E agora? Se você começar a ler mais para frente, vai estragar muitas surpresas, vai dar spoiler para si mesmo. Voltar atrás e reler com fastio aquilo que você já leu e, em se tratando de um policial não tem a menor graça? Se você tivesse usado um marcador de livros… Tá bom, pode não ser o melhor amigo do homem e da mulher, mas decerto é o melhor amigo dos leitores. Afinal, por mais esperto e ensinado que seja o cachorro, ele nunca vai te avisar: — Você estava para começar o capítulo 17…
É por isso que aqui em casa há livros e marcadores de livros espalhados por toda a parte. Mesmo assim eu não esperava pelo que aconteceu em uma aula sobre Machado de Assis. Era o último dia de debate sobre Memórias póstumas de Brás Cubas. A turma era pequena, mas valente, e soube levantar (e cortar) uma série de questões sobre o livro: o defunto autor e a narrativa em primeira pessoa, a escravidão, a posição social da mulher e o adultério, a classe dominante, a política… Eu estava absolutamente encantado com a qualidade do debate e das contribuições da turma, era uma daquelas horas mágicas em que o professor pensa: — Que maravilha, não precisam mais de mim…
Foi aí que aconteceu o fato insólito, inusitado, o não-crível. O sublime. Peguei um marcador para não deixar escapar uma passagem que eu ainda queria comentar com a turma. Na frente, a capa de um dos meus livros, As cores de Acari, que foi lançado na sisuda livraria da FGV com uma festa em que havia um conjunto de samba de Acari e muitos acarianos vindos nas duas vans que eu contratei para trazê-los. Até toquei pandeiro (mal, mas no ritmo). Foi um pagode, no sentido original do termo, da melhor qualidade. O que eu mais me lembro nesse dia, e lembro de bastante coisa, foi a alegria dos meus pais. Meu pai ainda inteiro antes do infarto, simpático feito um baiano e minha mãe irradiando vida aos 79 anos.

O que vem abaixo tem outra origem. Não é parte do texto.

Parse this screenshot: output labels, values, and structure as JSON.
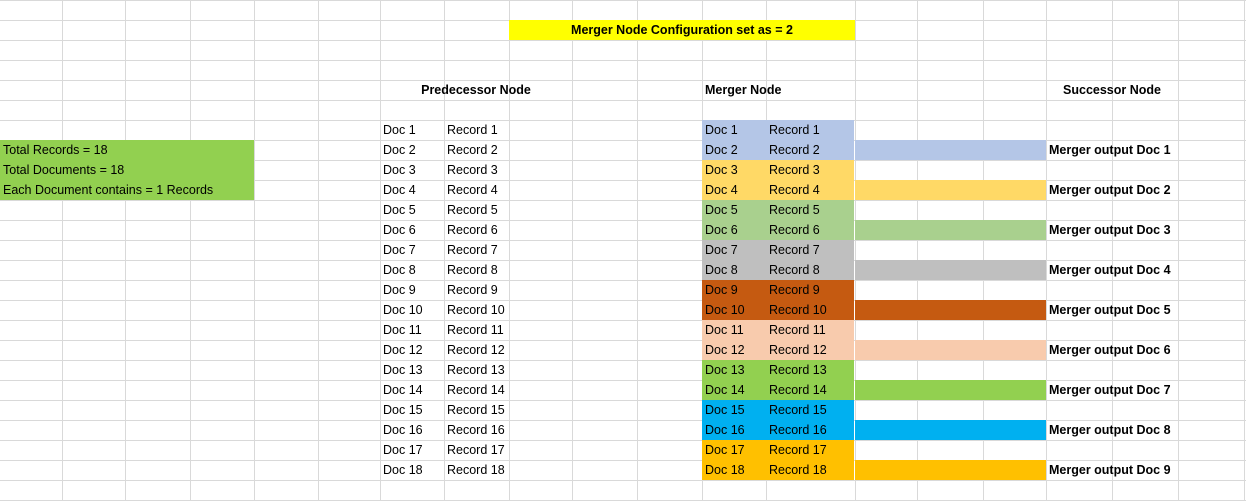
{
  "title_banner": {
    "text": "Merger Node Configuration set as = 2",
    "color": "#ffff00"
  },
  "headers": {
    "predecessor": "Predecessor Node",
    "merger": "Merger Node",
    "successor": "Successor Node"
  },
  "summary": {
    "color": "#92d050",
    "lines": [
      "Total Records = 18",
      "Total Documents = 18",
      "Each Document contains = 1 Records"
    ]
  },
  "rows": [
    {
      "doc": "Doc 1",
      "record": "Record 1"
    },
    {
      "doc": "Doc 2",
      "record": "Record 2"
    },
    {
      "doc": "Doc 3",
      "record": "Record 3"
    },
    {
      "doc": "Doc 4",
      "record": "Record 4"
    },
    {
      "doc": "Doc 5",
      "record": "Record 5"
    },
    {
      "doc": "Doc 6",
      "record": "Record 6"
    },
    {
      "doc": "Doc 7",
      "record": "Record 7"
    },
    {
      "doc": "Doc 8",
      "record": "Record 8"
    },
    {
      "doc": "Doc 9",
      "record": "Record 9"
    },
    {
      "doc": "Doc 10",
      "record": "Record 10"
    },
    {
      "doc": "Doc 11",
      "record": "Record 11"
    },
    {
      "doc": "Doc 12",
      "record": "Record 12"
    },
    {
      "doc": "Doc 13",
      "record": "Record 13"
    },
    {
      "doc": "Doc 14",
      "record": "Record 14"
    },
    {
      "doc": "Doc 15",
      "record": "Record 15"
    },
    {
      "doc": "Doc 16",
      "record": "Record 16"
    },
    {
      "doc": "Doc 17",
      "record": "Record 17"
    },
    {
      "doc": "Doc 18",
      "record": "Record 18"
    }
  ],
  "merger_groups": [
    {
      "color": "#b4c6e7",
      "output": "Merger output Doc 1"
    },
    {
      "color": "#ffd966",
      "output": "Merger output Doc 2"
    },
    {
      "color": "#a9d08e",
      "output": "Merger output Doc 3"
    },
    {
      "color": "#bfbfbf",
      "output": "Merger output Doc 4"
    },
    {
      "color": "#c55a11",
      "output": "Merger output Doc 5"
    },
    {
      "color": "#f8cbad",
      "output": "Merger output Doc 6"
    },
    {
      "color": "#92d050",
      "output": "Merger output Doc 7"
    },
    {
      "color": "#00b0f0",
      "output": "Merger output Doc 8"
    },
    {
      "color": "#ffc000",
      "output": "Merger output Doc 9"
    }
  ],
  "gridline_color": "#d9d9d9"
}
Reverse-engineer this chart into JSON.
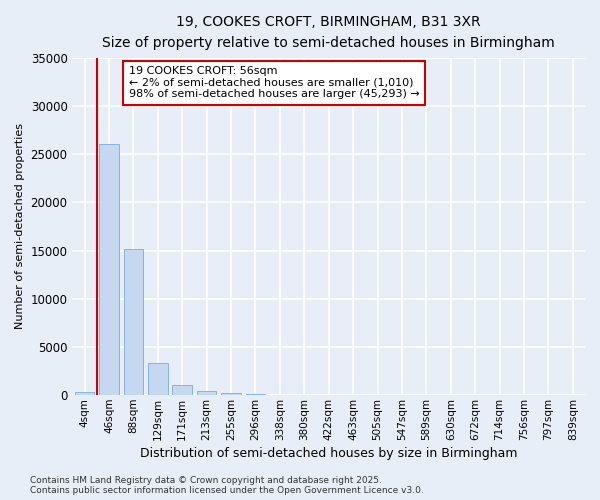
{
  "title_line1": "19, COOKES CROFT, BIRMINGHAM, B31 3XR",
  "title_line2": "Size of property relative to semi-detached houses in Birmingham",
  "xlabel": "Distribution of semi-detached houses by size in Birmingham",
  "ylabel": "Number of semi-detached properties",
  "footnote": "Contains HM Land Registry data © Crown copyright and database right 2025.\nContains public sector information licensed under the Open Government Licence v3.0.",
  "annotation_title": "19 COOKES CROFT: 56sqm",
  "annotation_line2": "← 2% of semi-detached houses are smaller (1,010)",
  "annotation_line3": "98% of semi-detached houses are larger (45,293) →",
  "bar_color": "#c5d8f0",
  "bar_edge_color": "#7aabe0",
  "highlight_line_color": "#cc0000",
  "background_color": "#e8eef8",
  "grid_color": "#ffffff",
  "categories": [
    "4sqm",
    "46sqm",
    "88sqm",
    "129sqm",
    "171sqm",
    "213sqm",
    "255sqm",
    "296sqm",
    "338sqm",
    "380sqm",
    "422sqm",
    "463sqm",
    "505sqm",
    "547sqm",
    "589sqm",
    "630sqm",
    "672sqm",
    "714sqm",
    "756sqm",
    "797sqm",
    "839sqm"
  ],
  "values": [
    350,
    26100,
    15200,
    3300,
    1100,
    480,
    270,
    120,
    0,
    0,
    0,
    0,
    0,
    0,
    0,
    0,
    0,
    0,
    0,
    0,
    0
  ],
  "ylim": [
    0,
    35000
  ],
  "yticks": [
    0,
    5000,
    10000,
    15000,
    20000,
    25000,
    30000,
    35000
  ],
  "subject_bar_index": 1,
  "red_line_x": 0.5
}
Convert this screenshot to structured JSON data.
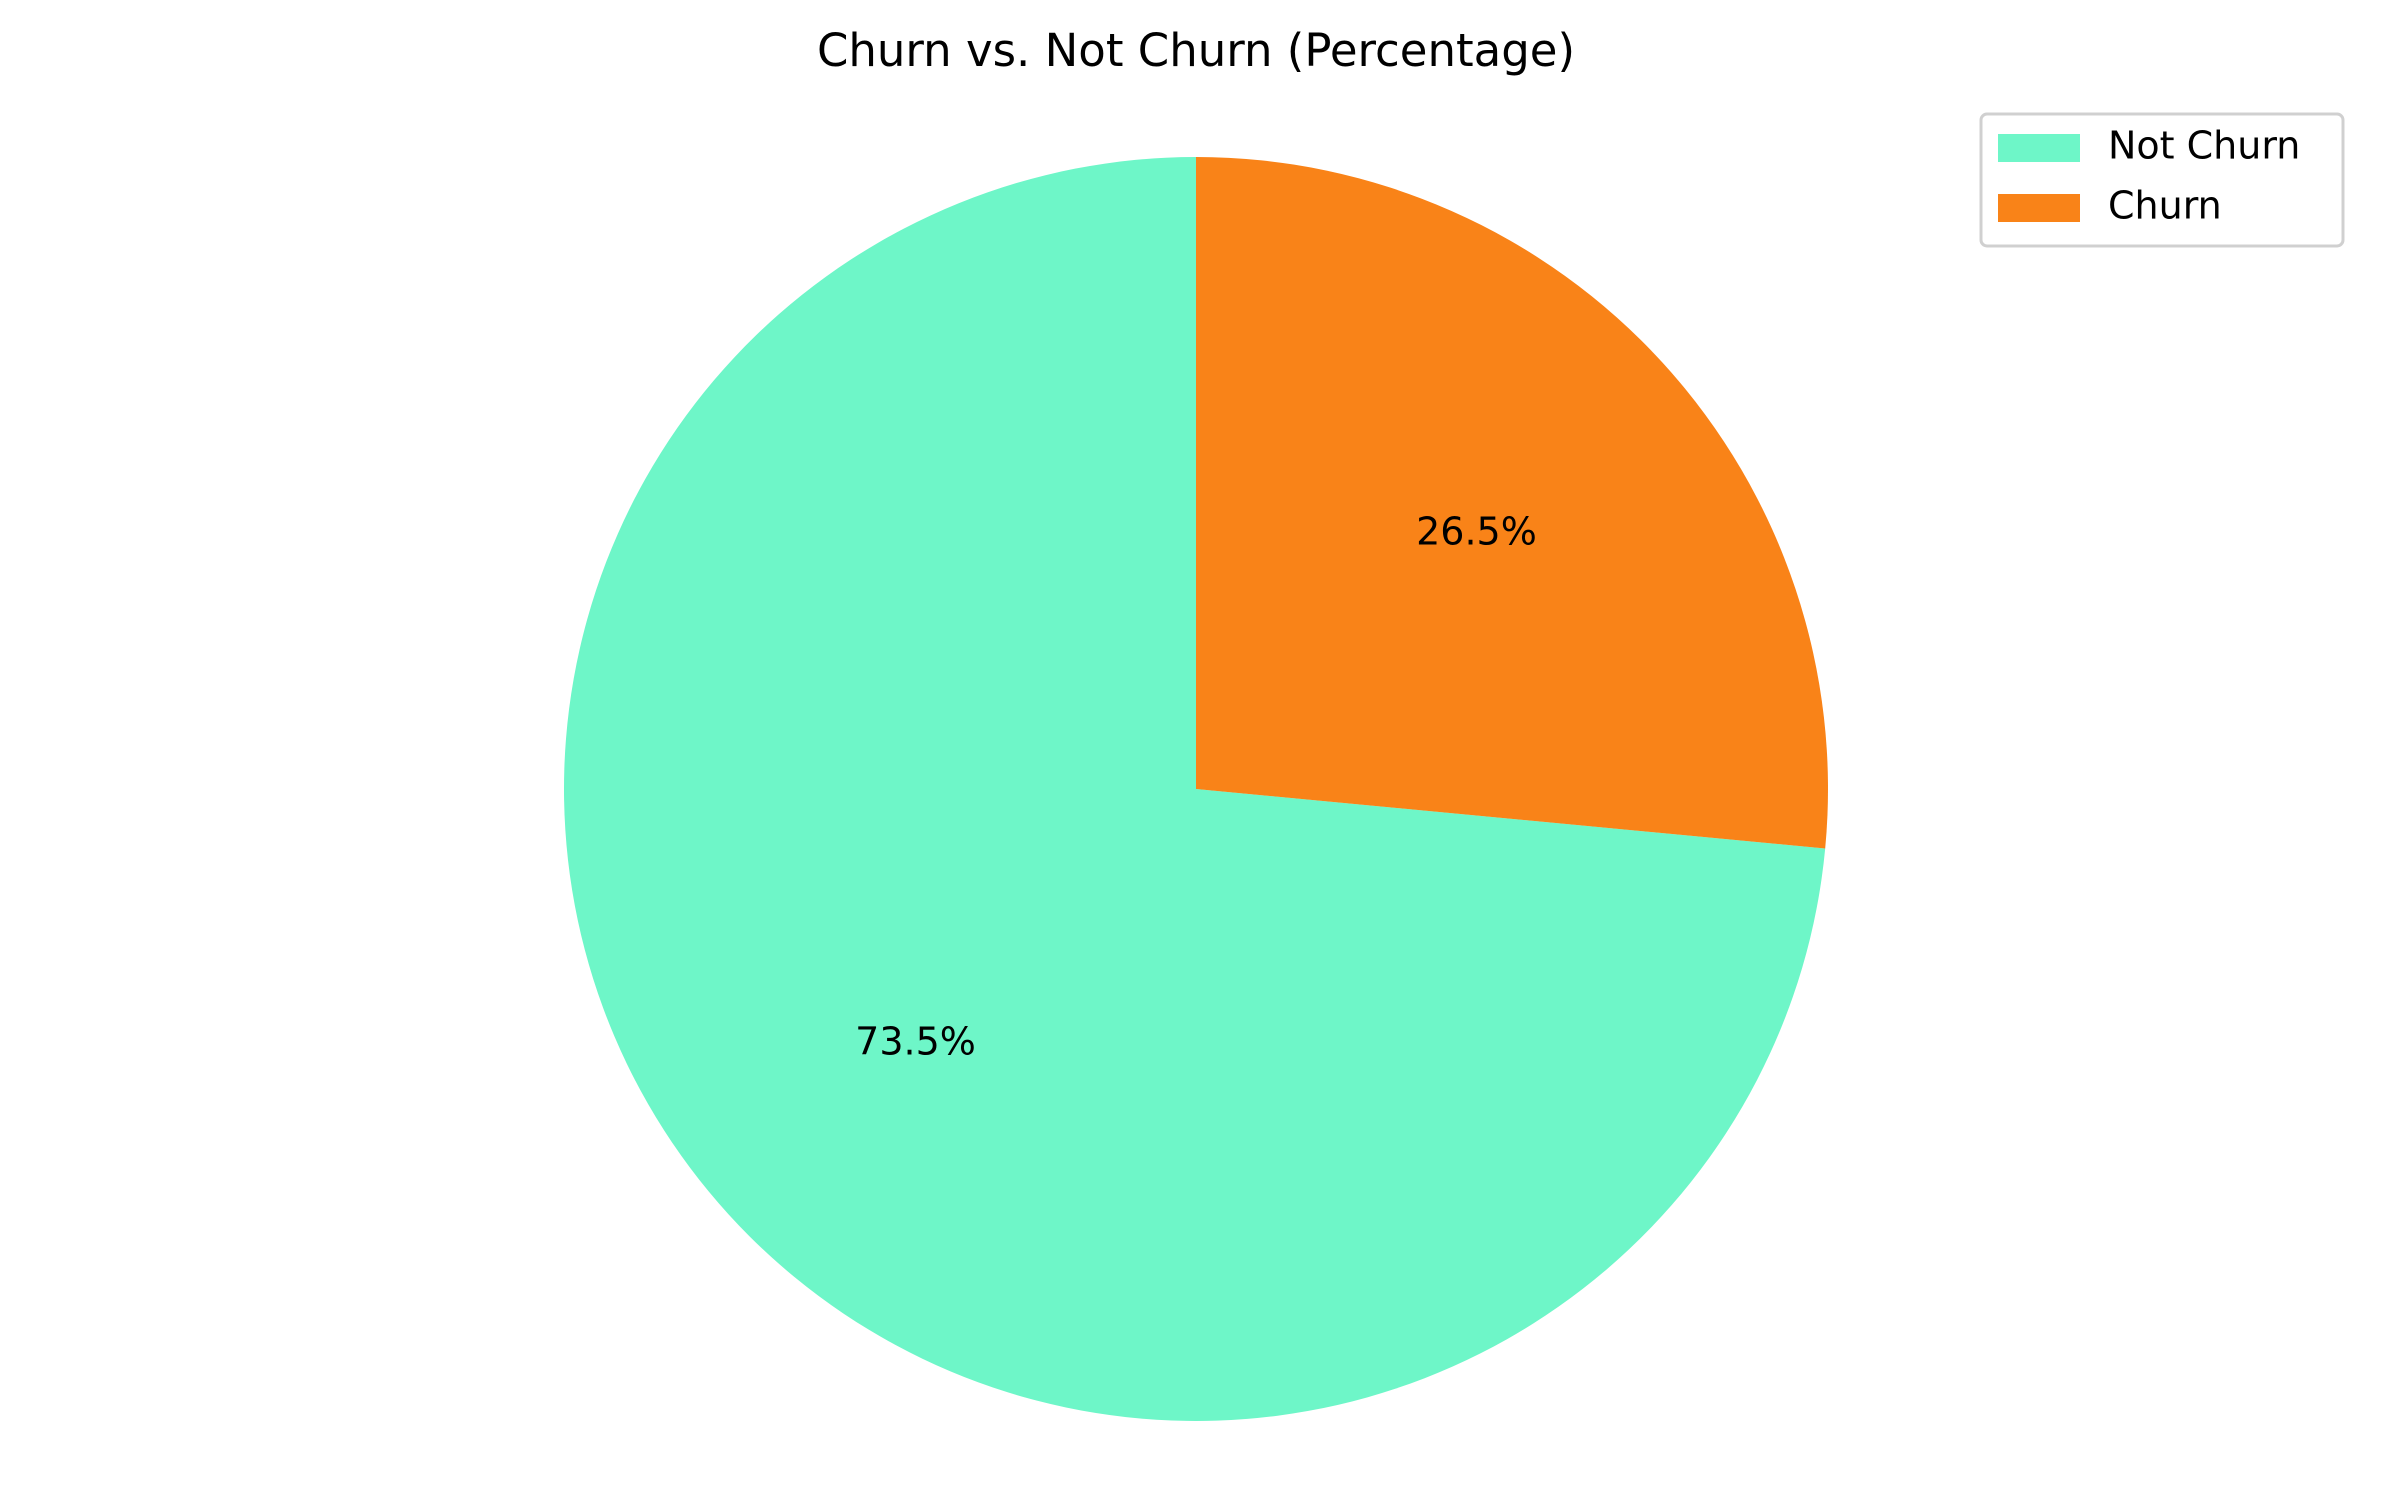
{
  "chart_data": {
    "type": "pie",
    "title": "Churn vs. Not Churn (Percentage)",
    "categories": [
      "Not Churn",
      "Churn"
    ],
    "values": [
      73.5,
      26.5
    ],
    "value_labels": [
      "73.5%",
      "26.5%"
    ],
    "colors": [
      "#6ef6c8",
      "#f98318"
    ],
    "start_angle_deg": 90,
    "direction": "counterclockwise",
    "legend": {
      "placement": "top-right",
      "entries": [
        "Not Churn",
        "Churn"
      ]
    }
  }
}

Não sei por que motivo, virei o marcador e lá estava. A assinatura da minha mãe, com aquela caligrafia elegante que só minha irmã herdou, a data (27/6/2001) e a pequena observação:
“Alegria e satisfação”
Foi difícil não chorar diante da turma. Não que isso tenha algum problema para mim. Mas iria quebrar o clima do debate e para o professor a sua turma tem que vir em primeiro lugar.
Mas juro que era minha mãe se transformando em vento e vindo soprar em mim uma brisa de amor e saudade.